Ahmed Ismail Yusuf had no idea he would be a writer when he came to the United States as a refugee from Somalia. He had not finished high school and had not even read an entire book, but his cousin gave him a stack of books and he discovered a new life within. In The Lion’s Binding Oath Yusuf gives us several short stories that give some insight into life in Somalia and in the midst of civil war.
The first story is “A Slow Moving Night” about two goat and sheep-herding brothers. The younger faces down a lion to try to save a goat, scaring his older brother out of his skin. Then, when they are unable to locate their goats, the elder spends the night outside the village looking for the goats, hiding in a tree in hopes no predators find him. In what is surely a deliberate juxtaposition, the final and title story has a young man fleeing the war with his family and getting lost, wandering into the jungle and coming under the protection of a lion. The sources of safety and danger in the first have switched places completely.
There’s a novella of sorts, a collection of five short stories featuring Mayxaano through several decades. She is a compelling young woman who becomes a compelling teacher whose influence is far greater than she suspected. I did not find these Mayxaano stories compelling at all, though. The most disturbing stories are right in the midst of the civil war. “The Vulture Has Landed” is heartbreaking, a story of a woman saving her sister and then her sister saving her. “A Delicate Hope” condemns the tribal rivalries that were the rationale for the war.

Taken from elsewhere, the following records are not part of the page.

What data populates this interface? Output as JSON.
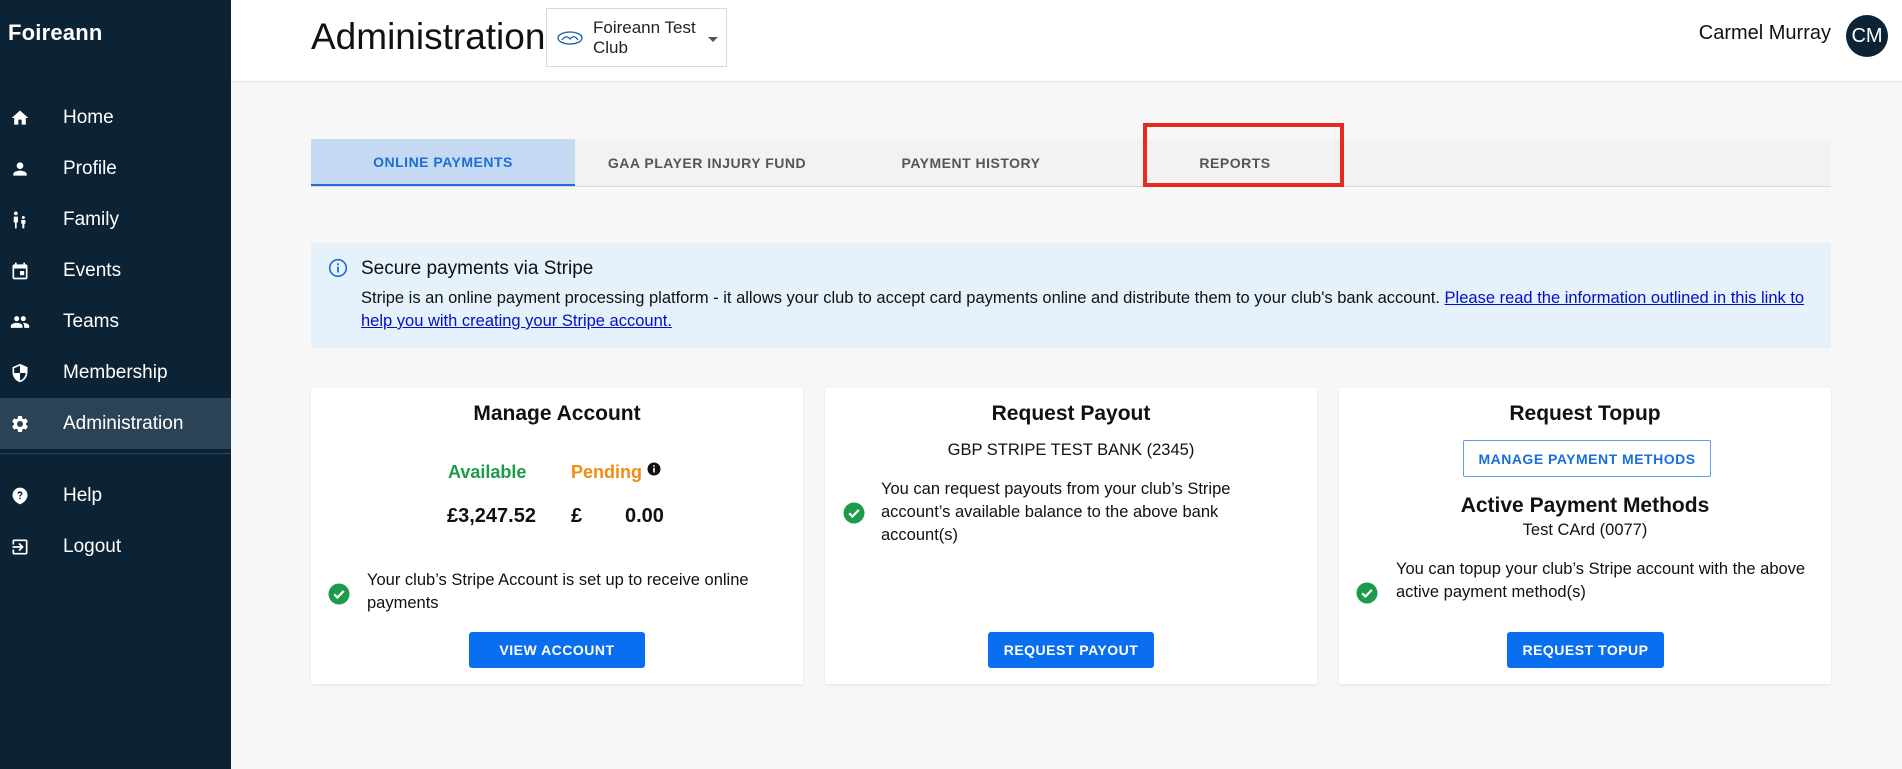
{
  "sidebar": {
    "brand": "Foireann",
    "items": [
      {
        "label": "Home",
        "icon": "home-icon"
      },
      {
        "label": "Profile",
        "icon": "person-icon"
      },
      {
        "label": "Family",
        "icon": "family-icon"
      },
      {
        "label": "Events",
        "icon": "calendar-icon"
      },
      {
        "label": "Teams",
        "icon": "group-icon"
      },
      {
        "label": "Membership",
        "icon": "shield-icon"
      },
      {
        "label": "Administration",
        "icon": "gear-icon",
        "active": true
      }
    ],
    "footer_items": [
      {
        "label": "Help",
        "icon": "help-icon"
      },
      {
        "label": "Logout",
        "icon": "logout-icon"
      }
    ]
  },
  "header": {
    "title": "Administration",
    "club_select": {
      "value": "Foireann Test Club",
      "crest_icon": "gaa-crest-icon"
    },
    "user_name": "Carmel Murray",
    "avatar_initials": "CM"
  },
  "tabs": [
    {
      "label": "ONLINE PAYMENTS",
      "active": true
    },
    {
      "label": "GAA PLAYER INJURY FUND"
    },
    {
      "label": "PAYMENT HISTORY"
    },
    {
      "label": "REPORTS"
    }
  ],
  "info_banner": {
    "title": "Secure payments via Stripe",
    "body": "Stripe is an online payment processing platform - it allows your club to accept card payments online and distribute them to your club's bank account. ",
    "link_text": "Please read the information outlined in this link to help you with creating your Stripe account."
  },
  "manage_account": {
    "title": "Manage Account",
    "available_label": "Available",
    "pending_label": "Pending",
    "available_amount": "£3,247.52",
    "pending_currency": "£",
    "pending_amount": "0.00",
    "status_text": "Your club’s Stripe Account is set up to receive online payments",
    "button": "VIEW ACCOUNT"
  },
  "request_payout": {
    "title": "Request Payout",
    "bank": "GBP STRIPE TEST BANK (2345)",
    "status_text": "You can request payouts from your club’s Stripe account’s available balance to the above bank account(s)",
    "button": "REQUEST PAYOUT"
  },
  "request_topup": {
    "title": "Request Topup",
    "manage_button": "MANAGE PAYMENT METHODS",
    "methods_title": "Active Payment Methods",
    "method": "Test CArd (0077)",
    "status_text": "You can topup your club’s Stripe account with the above active payment method(s)",
    "button": "REQUEST TOPUP"
  },
  "colors": {
    "sidebar_bg": "#0c2335",
    "primary": "#0a6ef0",
    "available": "#1e9b4a",
    "pending": "#ef8c12",
    "success": "#1e9b4a",
    "highlight": "#e52b21"
  }
}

The Lion’s Binding Oath has four excellent short stories. The novella is less interesting. I lost interest about halfway through that mini-collection and almost quit reading the book which would have been a loss. The four stories that are not part of “The Mayxaano Chronicles” are fascinating. All nine stories, though, provide a look at life in a country riven by sectarian violence and tribalism.
The short story collection would have been better with a stronger editor. Yusuf is writing in a language he learned as an adult. The only story he wrote in Somali and translated is “The Vulture Has Landed.” It’s not that it is full of errors, but that there are just some odd word choices. For example, “he put the ireful one in his place” and when a character grabs some fruit and throws them “down his gullet.” These are technically correct but awkward word choices. It doesn’t happen often, but enough to take me out of the story for a moment. Editors can and should play an important role in the final book released. Just compare “To Kill a Mockingbird” to “Go Set a Watchman” to see how critically important an editor can be. Editing is more than proofreading and a good editor would make this a much better book.
I like short stories and enjoyed The Lion’s Binding Oath and thought the arc of stories from the pastoral first story to the final story of the family fleeing Somalia was well thought out. It was disconcerting to see the people who represented shelter become the predator and the lion what was so fearsome become the shelter.
I received an e-galley of The Lion’s Binding Oath from the publisher through Edelweiss.